I think its 6700k bulbs there also,,

Does it make a difference - T5 to T8?

Its for a 75G planted (aquascapish thank)


----------



## Seattle_Aquarist (Mar 7, 2008)

Hi shiver905,

I found it easier to approach it this way. First I decided on the types of plants I wanted to grow. This determined if I wanted high, medium, or low light for my tank. Then I chose the bulb type(s) I wanted to utilize. I did a lot of reading in the "sticky" area of this forum. The things I considered were "K" ratings, wattage, and length/dimensions. Then I chose my fixture.

I ended up doing a DIY fixture with very good reflectors and power compact florescent bulbs from AH Supply. http://www.ahsupply.com/ I called and talked with Kim prior to purchasing. He was very helpful, asked me a lot of questions I hadn't thought about, and helped me with my choice.
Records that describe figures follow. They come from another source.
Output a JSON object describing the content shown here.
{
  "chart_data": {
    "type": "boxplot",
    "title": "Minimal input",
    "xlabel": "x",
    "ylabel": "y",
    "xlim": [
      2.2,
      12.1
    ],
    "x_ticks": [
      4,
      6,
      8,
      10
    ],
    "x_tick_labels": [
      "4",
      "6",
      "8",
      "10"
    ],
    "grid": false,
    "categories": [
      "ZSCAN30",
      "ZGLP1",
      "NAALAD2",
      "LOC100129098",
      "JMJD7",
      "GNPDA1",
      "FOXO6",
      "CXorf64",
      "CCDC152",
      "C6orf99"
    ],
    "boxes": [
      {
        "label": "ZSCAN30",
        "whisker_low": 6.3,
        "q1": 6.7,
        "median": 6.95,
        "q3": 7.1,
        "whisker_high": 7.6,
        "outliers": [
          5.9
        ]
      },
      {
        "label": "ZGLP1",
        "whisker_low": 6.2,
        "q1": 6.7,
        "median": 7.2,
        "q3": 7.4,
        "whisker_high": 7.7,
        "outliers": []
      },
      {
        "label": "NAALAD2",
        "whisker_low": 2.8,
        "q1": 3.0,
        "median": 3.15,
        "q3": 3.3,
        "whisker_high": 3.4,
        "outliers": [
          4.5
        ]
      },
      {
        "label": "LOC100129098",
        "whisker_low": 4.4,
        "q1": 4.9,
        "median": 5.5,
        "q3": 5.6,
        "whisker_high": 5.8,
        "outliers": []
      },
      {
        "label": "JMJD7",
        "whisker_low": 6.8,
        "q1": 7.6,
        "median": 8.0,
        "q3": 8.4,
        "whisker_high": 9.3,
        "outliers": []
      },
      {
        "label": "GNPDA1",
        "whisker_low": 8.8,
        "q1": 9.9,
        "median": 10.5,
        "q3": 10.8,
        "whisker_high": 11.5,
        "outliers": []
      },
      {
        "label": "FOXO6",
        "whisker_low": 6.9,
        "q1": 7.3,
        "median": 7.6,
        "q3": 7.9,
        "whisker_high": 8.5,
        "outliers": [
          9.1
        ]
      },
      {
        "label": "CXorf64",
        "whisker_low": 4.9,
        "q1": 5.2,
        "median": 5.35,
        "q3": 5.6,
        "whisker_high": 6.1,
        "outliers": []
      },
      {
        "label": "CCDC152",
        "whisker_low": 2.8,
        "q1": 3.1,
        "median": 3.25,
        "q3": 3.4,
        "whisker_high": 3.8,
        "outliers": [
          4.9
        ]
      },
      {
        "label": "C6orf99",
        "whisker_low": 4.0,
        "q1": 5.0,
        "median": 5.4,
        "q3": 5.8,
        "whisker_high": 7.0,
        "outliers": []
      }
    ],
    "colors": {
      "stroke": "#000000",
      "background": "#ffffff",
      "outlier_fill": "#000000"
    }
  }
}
I found that doing some upfront research has made planted tanks much easier for me.


----------



## Zapins (Jul 28, 2004)

T5 HO and T8 bulbs are on completely different levels in terms of light intensity.

T5 bulbs are far brighter than T8 bulbs and there is much less restrike light, which means more of the bulb's light gets into the tank where plants use it. 

Ahsupply.com is a great site, and I agree with Seattle_Aquarist, the people who run the company are very helpful and their products are wonderful.


----------



## shiver905 (Mar 4, 2009)

Thanks!

i was thinking of DIY but by handyman skills are horrible, I still think double sided tape is the solution to everything from hanging a picture up to a heart attack.


----------



## Muirner (Jan 9, 2007)

no offense then you may just want to look into a complete fixture.  If new is too expensive (like it is for me) then i'd suggest looking at tri city tropicals as they refurb lights and have a great review.


----------